Letters of complaint
All available letters of complaint sent to the government by visitors in the past few years were reviewed and analysed.

Visitor survey
All the letters of complaint were from Westerners, so the opinion survey sampled only visitors of Western appearance. Self-completion questionnaires were handed out to visitors at the exit to the Centre and collected before they departed. The first, fifth and tenth groups to leave the centre were interviewed (a ‘group’ could be an individual visitor or a couple).

 

RESULTS

Letters of complaint
From the letters analysed, the writers are not very happy with the situation of the animals when they made a visit to the centre. Specific points made were:

  • visitors that are too close to the orang utan,
  • visitors taking photographs with flash,
  • animal cages too small,
  • stressed animals in cages without activity, and
  • calling of orang-utan during feeding time.

Visitor Survey
The majority of respondents were Australians (29%), followed by British (19%), other Europeans (39%), and North Americans (7%).

Of the 72 visitors surveyed, 59 (81%) said they came to the Centre specifically to see orang utan and 13 (18%) to see nature in general. Apart from the orang utan, 23 out of 59 had looked at other animals at the Centre, 18 had ‘looked around’ and 9 had visited the botanical garden near to the Centre. When asked which attractions they looked at most, 53 (74%) replied orang-utan, 11 (15%) forest, animals or nature generally.
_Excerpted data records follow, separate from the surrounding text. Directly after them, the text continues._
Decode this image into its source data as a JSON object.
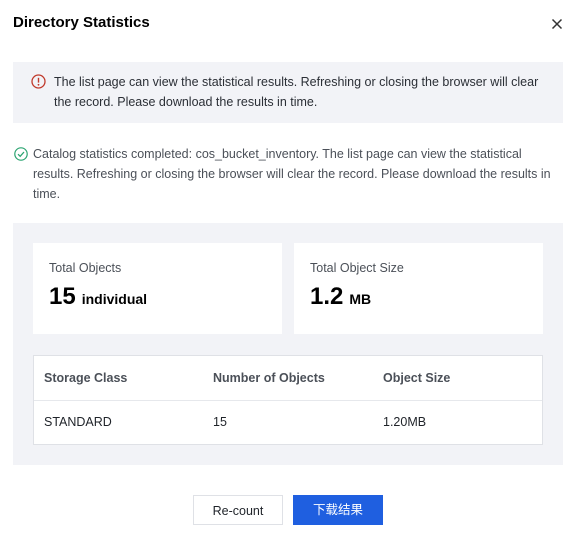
{
  "dialog": {
    "title": "Directory Statistics"
  },
  "alert": {
    "text": "The list page can view the statistical results. Refreshing or closing the browser will clear the record. Please download the results in time.",
    "color": "#c0392b"
  },
  "success": {
    "text": "Catalog statistics completed: cos_bucket_inventory. The list page can view the statistical results. Refreshing or closing the browser will clear the record. Please download the results in time.",
    "color": "#2ba471"
  },
  "summary": {
    "total_objects_label": "Total Objects",
    "total_objects_value": "15",
    "total_objects_unit": "individual",
    "total_size_label": "Total Object Size",
    "total_size_value": "1.2",
    "total_size_unit": "MB"
  },
  "table": {
    "headers": [
      "Storage Class",
      "Number of Objects",
      "Object Size"
    ],
    "rows": [
      [
        "STANDARD",
        "15",
        "1.20MB"
      ]
    ]
  },
  "buttons": {
    "recount": "Re-count",
    "download": "下载结果",
    "primary_color": "#1f5fe0"
  }
}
Six respondents replied "none" to this question.

When asked about improvements to the Centre, 61% suggested that cages should be bigger with a better environment for the animals, 18 wanted more information and signs, and 9 wanted the Centre to be kept more natural.

Most of the visitors surveyed (85%) were satisfied or highly satisfied with their experience of orang utan, but five (7%) said they were highly dissatisfied.

 

DISCUSSION

Almost all the foreign visitors came to see orang utan. The level of satisfaction with the experience was generally high, but complaints from individuals highlighted the negative side of allowing contact between visitor with semi-wild orang utan.

Many visitors would like to see captive animals in bigger cages and a better environment, with good information and interpretive signs.

 

CONCLUSION

This survey used a small sample of Western visitors only. A longer and more comprehensive survey would give better results.

Visitors were very happy to see the semi-wild orang utan and other animals but they expressed dissatisfaction when they saw small cages and captive animals. A new feeding platform has been constructed since the survey with a small river between the visitors and the animals. Other information from the survey can be used to improve visitors’ experience at the Centre and to enable the Department to allocate appropriate funds for facilities for both animals and visitors.

 


1 Semenggoh Wildlife Rehabilitation Centre, c/o National Parks and Wildlife Division, Wisma Sumber Alam, 93660 Petra Jaya, Kuching.